After approval of the institutional review board (18-8042-BO), a prospective study was performed of data gathered from Department of Orthopedics and Trauma Surgery from University of Duisburg-Essen, Germany, in patients with persisting pain[i] after hip, knee and shoulder arthroplasty.
All patients signed informed consent forms prior to being enrolled. The study was conducted in accordance with the declaration of Helsinki.
Medical history, clinical examinations, laboratory values including C-reactive protein (CRP) and joint aspiration fluid were gathered preoperatively as routine diagnostic procedures. Based on the findings of the preoperative diagnostic tests, the patients were considered as aseptic or septic according to the 2018 Definition of periprosthetic hip and knee infection[ii].
The study focused on the differentiation between low-grade infects and aseptic cases. According to WAIOT definition patients without two or more signs or symptoms of local inflammation (pain, swelling, redness, warmth, function laesa) were classified as low-grade infects [iii]. In order to determine the impact of renal dysfunction on serum and synovial values of PCT, serum creatinine concentrations were gathered at the time of joint puncture.
Inclusion criteria were a sufficient amount of synovial fluid for all determinations, and full clinical and laboratory data to allow for diagnosis of periprosthetic infection (PJI). Patients were further excluded, if they showed signs of early postoperative PJI (8 weeks) due to lack of reliability of synovial and serologic markers shortly after surgery [iv][v]. Metallosis, other inflammatory comorbidities (HIV, rheumatic diseases), and previous or concomitant antibiotic therapy were considered as exclusion criteria.
All patients gave their written informed consent that surplus material of their blood and synovial samples which is not needed for standard diagnostics is used for research studies.
Blood was taken from the cubital vein the day before surgery. Synovial aspiration was executed avoiding an admixture of blood with an 18-gauge needle. Synovial fluid was aseptically aliquoted into sterile tubes and centrifuged for 8 minutes at 4°C with 2000 g. The synovial fluid samples were put on ice and transported within 60 minutes to Laboratory of Institute of Medical Psychology and Behavior Science University of Duisburg-Essen and frozen at −80° C.

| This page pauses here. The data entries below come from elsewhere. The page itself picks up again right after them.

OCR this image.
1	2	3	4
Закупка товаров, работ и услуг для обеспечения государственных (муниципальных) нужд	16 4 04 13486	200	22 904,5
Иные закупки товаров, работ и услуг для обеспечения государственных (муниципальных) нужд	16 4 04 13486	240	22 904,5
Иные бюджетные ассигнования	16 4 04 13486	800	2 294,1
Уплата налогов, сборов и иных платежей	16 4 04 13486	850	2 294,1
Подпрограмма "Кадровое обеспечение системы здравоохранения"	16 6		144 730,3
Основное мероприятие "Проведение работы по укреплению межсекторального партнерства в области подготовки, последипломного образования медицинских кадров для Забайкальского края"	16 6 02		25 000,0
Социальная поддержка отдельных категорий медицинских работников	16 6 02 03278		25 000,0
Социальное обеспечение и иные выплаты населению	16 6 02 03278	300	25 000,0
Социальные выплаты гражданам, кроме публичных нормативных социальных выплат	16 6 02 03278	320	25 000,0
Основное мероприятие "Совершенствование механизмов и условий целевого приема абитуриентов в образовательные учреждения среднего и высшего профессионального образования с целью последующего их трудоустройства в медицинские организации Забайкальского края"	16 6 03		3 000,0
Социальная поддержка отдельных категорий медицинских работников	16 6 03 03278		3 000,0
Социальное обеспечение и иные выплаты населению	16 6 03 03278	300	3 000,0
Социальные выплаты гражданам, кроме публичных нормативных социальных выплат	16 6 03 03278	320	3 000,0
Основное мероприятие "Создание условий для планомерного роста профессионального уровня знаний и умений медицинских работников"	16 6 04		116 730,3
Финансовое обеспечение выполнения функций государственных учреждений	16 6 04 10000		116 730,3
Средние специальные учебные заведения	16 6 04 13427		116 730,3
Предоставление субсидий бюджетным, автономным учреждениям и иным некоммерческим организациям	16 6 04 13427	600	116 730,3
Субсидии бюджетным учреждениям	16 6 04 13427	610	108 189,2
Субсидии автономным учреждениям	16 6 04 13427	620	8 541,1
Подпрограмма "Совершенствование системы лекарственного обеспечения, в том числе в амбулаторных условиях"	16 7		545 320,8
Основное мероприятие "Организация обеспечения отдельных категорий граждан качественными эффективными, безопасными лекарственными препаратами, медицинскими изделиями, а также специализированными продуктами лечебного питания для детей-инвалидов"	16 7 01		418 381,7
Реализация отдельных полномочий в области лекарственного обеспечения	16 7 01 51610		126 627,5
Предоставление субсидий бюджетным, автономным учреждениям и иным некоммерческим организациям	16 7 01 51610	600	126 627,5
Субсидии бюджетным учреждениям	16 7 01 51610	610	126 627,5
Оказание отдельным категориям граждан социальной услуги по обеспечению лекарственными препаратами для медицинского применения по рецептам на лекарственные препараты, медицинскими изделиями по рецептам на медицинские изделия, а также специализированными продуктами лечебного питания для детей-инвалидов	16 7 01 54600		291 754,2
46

Determination of the Levels of Serum and Synovial Fluid biomarkers:
S-PCT levels were quantified under the use of immunoassay (Centaur, Siemens, Germany) with lower limit of detection of 0.02 ng/mL (normal < 0.5 ng/mL). Serum CRP was analyzed by immune turbidimetry (Centaur, Siemens, Germany) (normal < 0.5 mg/dl). Synovial leukocyte level and percentage of polymorphic neutrophils was measured by flow cytometry with EDTA plasma (normal range, <3000/µl and <80%). SF-PCT levels were measured using a standard quantitative PCT enzyme immunoassay kit, according to the manufacturer´s instructions (Anti-Procalcitonin antibody ab166963, ABCAM, Cambridge,UK). Synovial alpha-1-Defensin was analyzed using a standard quantitative enzyme immunoassay kit (Human α-Defensin 1 Antibody, R&D Systems Bio-Techne, Minneapolis, USA)(cut-off level 4800 ng/mL). The results were given as standardized signal relative to a tolerance limit value (interpretation values: < 0.9 aseptic, 0.9–0.99 unspecific, ≥ 1.0 septic). Synovial CRP was analyzed under use of a quantitative enzyme-linked immunoassay (CRP ELISA (EU59131), IBL International GmbH, Hamburg, Germany)(cut-off level (> 6,9 mg / l)).
The data were processed with the statistical software package SPSS. Basic descriptive statistics were used to analyze clinical and laboratory values. Normally distributed continuous data were shown as mean ± standard deviation (SD) and compared using student's t-test. Non-normally distributed continuous data were shown as mean and compared using the Mann–Whitney U test. A p value < 0.05 was considered statistically significant. Sensitivity, specificity, area under the curve (AUC) and their 95% confidence interval (CI) for any cut-off level were calculated via receiver operating characteristic (ROC) analysis.